I didn’t see my friends because I had deliverables to finish, things to do. Things that are taking two months longer than anticipated — sometimes more. I am in auto-pilot mode, but the perfectly oiled machine is starting to falter. The slightest change in my meticulous schedule feels like a catastrophe. I’ve even stopped dancing: that should have been a red flag for me. For whatever reason, I’m “scared” to go outside. I let myself be convinced by the appeals to stay indoors and work (always work), to fight the virus. And one day, this downward spiral stopped. That was the day my dad called me, he sounded exhausted. My priorities shifted automatically. After that, I went through a weird phase where I wanted to drop everything and handover all my projects. It was an uncomfortable moment, where I felt — bad guilty even — and I asked myself a million questions… What am I doing?

Once I was with my family, that feeling completely disappeared. Time flies, it really does. And I am so grateful for the people around me, professionally and personally. I feel like I’ve made big decisions this year, I shifted my priorities and I’m headed in a better direction.

Looking back at last year’s article to see if my 2021 objectives have been met:

  • Always prefer quality to quantity. Deliver true expertise, keep learning and strive to improve, always. Yes and no. I took on a lot of stuff, but I am improving.
  • Improve my UX Writing. ****Yes! And on this note, I strongly recommend Gladys Diandoki’s book “UX Writing : Quand le contenu transforme l’expérience” [Only available in French — the title translates to “UX Writing: transforming experience through content”].
  • Take the time to explore emerging tools. Do Figma and Blender count as emerging tools? 😛
  • Read, read, read. Yes! But mostly magazines such as Chut ! and Epsiloon, as well as novels. I also started reading… One Piece 😅
  • Take the time to write, force yourself to. It’s a great exercise, reading your own words can be useful and allows you to see how far you’ve come. Not enough in my opinion, but I’m getting there :) Trying out FR/EN too.
  • Take the time to rest, relax, enjoy the present moment, ikigai style! Yes, at the beginning of the year, then heck no in the middle and back to oh yeah at the end of the year! Keeping this one strong!
  • Get around to actually doing things instead of just scheduling them. Yeah but no, because I planned too much stuff!
  • Most importantly 😜: it’s too late for snowboarding this year, but it’s never too late for surfing and longboarding! Did you know that I snowboarded down my first red slope [which is an intermediate slope in Europe] this year :D ?
  • Keep working with amazing people, like last year. Heck yeah. I’ve also taken the time to meet people this year and interview people I follow and admire on social media. We took the time to talk, 30 minutes, 45 minutes, 1 hour. And I’ve learnt a lot from these discussions so far.

🧪 2021 lessons

  1. I’m clearly a morning person, no more late-nights.
  2. Intuition is a great guide. If it feels off, don’t do it.
  3. Your loved ones won’t be with you forever, spend time with them now.
  4. Don’t think you can remember every single thing. Write things down.
  5. Your feelings are valid. Allow yourself to share what you feel.
  6. Figma, sure, why not?
  7. Blender, sure, why not?

Part #3–2022 objectives

  1. Learn to cook Armenian food. Like, seriously.
  2. Improve snowboarding and longboarding skills.
    #Will 2022 be the year I buy my first snowboard? 🏂🏂🏂
  3. Motorcycle road trip.
  4. Sort out my clothes, let go of things that don’t spark joy.
  5. Do a 3D project on Behance, finish Horaisan and publish the JoliDoli? Why not!
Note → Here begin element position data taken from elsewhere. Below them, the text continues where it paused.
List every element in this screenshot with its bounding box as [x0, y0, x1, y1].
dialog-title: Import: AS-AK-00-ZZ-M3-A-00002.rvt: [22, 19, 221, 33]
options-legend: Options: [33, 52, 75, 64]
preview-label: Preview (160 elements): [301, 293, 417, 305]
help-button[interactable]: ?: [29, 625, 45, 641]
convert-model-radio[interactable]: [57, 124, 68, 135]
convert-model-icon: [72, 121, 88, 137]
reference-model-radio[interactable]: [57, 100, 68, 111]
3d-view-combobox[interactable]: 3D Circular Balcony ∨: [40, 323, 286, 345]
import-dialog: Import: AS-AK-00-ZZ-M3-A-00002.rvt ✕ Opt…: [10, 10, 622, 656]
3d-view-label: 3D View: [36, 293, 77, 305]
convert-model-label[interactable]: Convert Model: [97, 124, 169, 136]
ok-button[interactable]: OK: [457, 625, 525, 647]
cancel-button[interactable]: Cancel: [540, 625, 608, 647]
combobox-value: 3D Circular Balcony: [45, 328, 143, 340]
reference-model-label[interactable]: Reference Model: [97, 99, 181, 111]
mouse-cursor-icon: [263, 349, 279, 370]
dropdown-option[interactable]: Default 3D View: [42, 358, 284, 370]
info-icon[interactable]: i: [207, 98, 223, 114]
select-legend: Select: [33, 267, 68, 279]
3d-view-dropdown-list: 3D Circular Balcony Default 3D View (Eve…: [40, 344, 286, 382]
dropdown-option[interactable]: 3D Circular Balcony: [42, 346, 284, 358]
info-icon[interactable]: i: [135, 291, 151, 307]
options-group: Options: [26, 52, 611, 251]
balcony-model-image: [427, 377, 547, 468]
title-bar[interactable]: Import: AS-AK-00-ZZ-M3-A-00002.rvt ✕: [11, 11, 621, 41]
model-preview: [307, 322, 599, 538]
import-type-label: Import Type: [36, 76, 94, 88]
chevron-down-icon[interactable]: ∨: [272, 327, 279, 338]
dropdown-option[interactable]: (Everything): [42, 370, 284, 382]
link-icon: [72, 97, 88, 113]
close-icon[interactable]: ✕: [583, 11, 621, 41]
And… That’s all folks! And it’s already a lot. I don’t know if you’ve had the courage to read all the way to the end, but for me, it felt so good to write this and put the words on paper (so to speak). Despite everything and through these difficult times, I know how lucky I am and once again, I would like to thank the special people around me.

This article is dedicated to Peter, my friend and mentor. Hope you’re having a blast up there.